|Lowest Recommended Age:||Mature High Schooler|
|Profanity:||Very strong language|
|Nudity/Sex:||Explicit sexual situations, including teen prostitution|
|Alcohol/Drugs:||Extensive -- the theme of the movie (includes teen drug use)|
|Violence/Scariness:||Very violent -- shoot-outs and explosions, overdose, torture, characters murdered|
|Diversity Issues:||A theme of the movie|
|Movie Release Date:||2000|
A hard-line judge is selected as the President’s new general in the war on drugs. Front-line cops in Mexico and the US go after the small-time distributors and try to make cases against the sources of the drugs. A pampered wife, pregnant with her second child, finds out that her husband’s legitimate businesses are just a front for his real import — cocaine. The judge’s teenage daughter becomes a heroin addict.
Director Steven Soderbergh (“Erin Brockovich,” “Sex, Lies, and Videotape”) ably keeps these stories on track, cutting back and forth to let them provide context and contrast for each other, and using different color pallattes to help keep them straight. There are some good lines: a character compares efforts to cut off the drug supply to a game of “Whack-a-Mole” and when a wealthy high school kid overdoses, one of the other teenagers at the party says, “He can’t die on the f**ing floor–his parents are in Barbados!” And a cop notes that “In Mexico, law enforcement is an entrepreneurial activity.”

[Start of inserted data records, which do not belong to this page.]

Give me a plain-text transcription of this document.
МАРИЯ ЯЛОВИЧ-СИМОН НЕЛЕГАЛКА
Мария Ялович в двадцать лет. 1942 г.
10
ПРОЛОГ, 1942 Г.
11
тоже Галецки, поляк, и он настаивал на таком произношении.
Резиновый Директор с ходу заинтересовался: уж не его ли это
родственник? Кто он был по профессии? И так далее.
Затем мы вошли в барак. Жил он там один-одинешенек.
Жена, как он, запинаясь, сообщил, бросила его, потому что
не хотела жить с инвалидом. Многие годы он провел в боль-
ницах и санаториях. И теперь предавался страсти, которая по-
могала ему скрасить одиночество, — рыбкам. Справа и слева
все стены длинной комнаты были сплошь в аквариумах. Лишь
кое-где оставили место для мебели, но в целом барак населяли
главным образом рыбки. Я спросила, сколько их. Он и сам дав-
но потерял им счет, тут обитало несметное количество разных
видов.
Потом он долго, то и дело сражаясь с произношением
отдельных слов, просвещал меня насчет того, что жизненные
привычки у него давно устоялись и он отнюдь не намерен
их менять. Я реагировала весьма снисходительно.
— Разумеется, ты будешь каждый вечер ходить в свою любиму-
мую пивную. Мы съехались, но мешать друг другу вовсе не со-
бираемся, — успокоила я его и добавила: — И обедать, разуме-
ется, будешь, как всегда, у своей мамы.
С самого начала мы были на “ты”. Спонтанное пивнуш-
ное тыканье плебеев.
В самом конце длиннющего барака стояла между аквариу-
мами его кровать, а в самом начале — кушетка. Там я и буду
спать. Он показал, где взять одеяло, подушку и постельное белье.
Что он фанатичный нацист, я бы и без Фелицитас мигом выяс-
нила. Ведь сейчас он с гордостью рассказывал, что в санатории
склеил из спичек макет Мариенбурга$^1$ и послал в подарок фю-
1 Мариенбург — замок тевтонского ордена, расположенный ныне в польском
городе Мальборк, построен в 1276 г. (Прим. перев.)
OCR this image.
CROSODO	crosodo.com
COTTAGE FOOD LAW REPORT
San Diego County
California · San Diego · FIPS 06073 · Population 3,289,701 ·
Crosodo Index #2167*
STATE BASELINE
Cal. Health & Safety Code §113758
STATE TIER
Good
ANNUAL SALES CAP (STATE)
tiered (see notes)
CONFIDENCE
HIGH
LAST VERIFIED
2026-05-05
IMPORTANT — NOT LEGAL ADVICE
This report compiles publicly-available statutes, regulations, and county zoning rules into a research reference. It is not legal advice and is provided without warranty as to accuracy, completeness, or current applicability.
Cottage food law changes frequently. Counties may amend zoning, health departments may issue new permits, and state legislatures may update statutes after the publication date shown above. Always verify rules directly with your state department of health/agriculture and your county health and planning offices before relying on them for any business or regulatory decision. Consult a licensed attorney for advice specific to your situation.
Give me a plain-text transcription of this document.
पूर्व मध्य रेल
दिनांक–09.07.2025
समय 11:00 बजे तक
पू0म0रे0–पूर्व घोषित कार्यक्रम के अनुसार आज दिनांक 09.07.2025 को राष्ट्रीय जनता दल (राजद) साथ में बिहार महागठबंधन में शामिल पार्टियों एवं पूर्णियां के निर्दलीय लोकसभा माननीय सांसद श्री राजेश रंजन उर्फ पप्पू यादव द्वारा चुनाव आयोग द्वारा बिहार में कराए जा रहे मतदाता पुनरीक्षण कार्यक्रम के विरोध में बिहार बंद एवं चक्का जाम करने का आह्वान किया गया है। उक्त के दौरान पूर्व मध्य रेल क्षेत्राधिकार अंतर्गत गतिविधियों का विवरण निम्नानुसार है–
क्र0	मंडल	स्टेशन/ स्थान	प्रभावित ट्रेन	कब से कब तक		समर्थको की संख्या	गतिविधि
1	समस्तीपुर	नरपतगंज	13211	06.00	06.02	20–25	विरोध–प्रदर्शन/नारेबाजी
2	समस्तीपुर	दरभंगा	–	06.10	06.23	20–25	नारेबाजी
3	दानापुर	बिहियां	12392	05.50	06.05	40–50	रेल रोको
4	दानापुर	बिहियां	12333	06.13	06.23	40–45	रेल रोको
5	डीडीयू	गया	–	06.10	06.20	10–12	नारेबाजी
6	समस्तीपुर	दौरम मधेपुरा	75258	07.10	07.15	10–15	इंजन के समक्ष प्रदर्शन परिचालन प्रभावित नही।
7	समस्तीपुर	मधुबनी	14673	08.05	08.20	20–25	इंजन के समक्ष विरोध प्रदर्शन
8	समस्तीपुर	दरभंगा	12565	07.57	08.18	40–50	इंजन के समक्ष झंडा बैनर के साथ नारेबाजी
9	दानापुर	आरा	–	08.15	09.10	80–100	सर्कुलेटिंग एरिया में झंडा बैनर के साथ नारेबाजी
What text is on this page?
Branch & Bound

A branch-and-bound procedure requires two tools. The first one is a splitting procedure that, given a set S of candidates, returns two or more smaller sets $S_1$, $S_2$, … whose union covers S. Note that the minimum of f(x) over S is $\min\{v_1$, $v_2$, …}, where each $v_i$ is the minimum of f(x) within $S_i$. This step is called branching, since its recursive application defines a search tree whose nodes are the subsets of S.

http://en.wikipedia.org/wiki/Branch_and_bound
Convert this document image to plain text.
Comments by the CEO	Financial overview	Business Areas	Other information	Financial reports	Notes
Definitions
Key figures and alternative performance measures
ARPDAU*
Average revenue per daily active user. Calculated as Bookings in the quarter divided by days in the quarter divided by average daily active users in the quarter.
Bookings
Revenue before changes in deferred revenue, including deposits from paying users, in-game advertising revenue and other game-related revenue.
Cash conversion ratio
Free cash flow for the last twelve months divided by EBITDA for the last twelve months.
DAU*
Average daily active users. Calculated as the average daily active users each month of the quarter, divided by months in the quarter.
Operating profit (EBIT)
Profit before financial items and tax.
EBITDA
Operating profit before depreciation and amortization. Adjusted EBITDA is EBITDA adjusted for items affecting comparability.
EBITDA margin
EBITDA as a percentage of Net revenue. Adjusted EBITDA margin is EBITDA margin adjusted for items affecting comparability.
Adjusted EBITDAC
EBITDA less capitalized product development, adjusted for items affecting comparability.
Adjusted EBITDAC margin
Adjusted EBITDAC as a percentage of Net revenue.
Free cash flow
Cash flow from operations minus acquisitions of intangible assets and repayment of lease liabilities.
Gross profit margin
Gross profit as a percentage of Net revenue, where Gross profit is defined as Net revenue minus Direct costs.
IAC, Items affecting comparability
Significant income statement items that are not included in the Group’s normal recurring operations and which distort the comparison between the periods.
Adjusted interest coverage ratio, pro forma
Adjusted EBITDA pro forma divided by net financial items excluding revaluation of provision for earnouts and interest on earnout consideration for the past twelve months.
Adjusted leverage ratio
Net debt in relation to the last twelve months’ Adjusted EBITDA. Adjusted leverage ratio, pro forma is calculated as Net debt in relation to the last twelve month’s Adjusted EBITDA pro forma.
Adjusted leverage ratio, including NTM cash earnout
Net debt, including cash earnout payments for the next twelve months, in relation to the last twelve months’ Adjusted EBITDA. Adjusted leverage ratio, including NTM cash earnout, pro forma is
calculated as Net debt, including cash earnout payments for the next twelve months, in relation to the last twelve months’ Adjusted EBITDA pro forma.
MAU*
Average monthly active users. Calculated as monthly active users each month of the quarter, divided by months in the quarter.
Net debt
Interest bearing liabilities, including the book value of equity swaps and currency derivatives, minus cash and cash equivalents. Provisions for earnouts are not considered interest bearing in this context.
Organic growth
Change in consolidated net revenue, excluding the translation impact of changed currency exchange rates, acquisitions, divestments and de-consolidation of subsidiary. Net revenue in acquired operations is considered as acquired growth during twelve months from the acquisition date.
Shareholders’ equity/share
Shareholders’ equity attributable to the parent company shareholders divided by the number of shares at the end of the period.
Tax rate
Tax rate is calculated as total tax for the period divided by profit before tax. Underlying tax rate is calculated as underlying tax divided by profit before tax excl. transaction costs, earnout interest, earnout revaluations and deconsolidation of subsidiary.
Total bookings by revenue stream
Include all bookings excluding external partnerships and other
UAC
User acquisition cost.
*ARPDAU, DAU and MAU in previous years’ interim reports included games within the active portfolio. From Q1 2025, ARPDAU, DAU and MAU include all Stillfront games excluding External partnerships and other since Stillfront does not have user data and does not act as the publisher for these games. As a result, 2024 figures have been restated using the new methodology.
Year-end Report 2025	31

Despite a first-rate all-star cast, the movie feels flat and a little formulaic, almost like one of those old “Dragnet” episodes about the dangers of drugs. The script moves the characters around like chess pieces. Packing so many stories in so little time requires a lot of narrative short-cuts like coincidences and stereotypes. The Zeta Jones character switches from innocent and doe-eyed to commanding and vicious faster than you can say “Michael Corleone.” Individual scenes have some tension and some fine performances (especially by Benecio del Toro and Don Cheadle as cops), but the overall impact is muted.
Parents should know that the movie has everything that triggers an R rating: violence (including the death of major characters, murder, torture, and a teenage overdose), explicit sex (including the judge’s daughter trading sex for drugs), and strong language. Characters betray each other and there are intense family scenes. However, this is at its heart a morality tale, and all of the R-rated material is in the service of the overall anti-drug message.
Families who see this movie should use it as an opportunity to talk frankly about drugs, both their own views on individual drug use and the impact that the drug business has on the community and the country. As teenagers what they think about the way the judge and his wife responded to his daughter’s drug use, and about his decision at the end of the movie. Was it the right one? Why did the drug dealer’s wife decide to become involved in his business? Did the movie make you feel differently about the role that illegal drugs play in the lives of people around us? When the judge asks the staff for new ideas, the response is silence. What should the next person to hold the anti-drug czar job do?
Families who like this movie should see some of the other performances by its outstanding cast, including Del Toro (who won an Oscar for this role) in “Snatch” and “The Usual Suspects” (both for mature audiences) and Cheadle in “A Lesson Before Dying.” Families who enjoy this movie might like to see the English miniseries that inspired it, “Traffik.”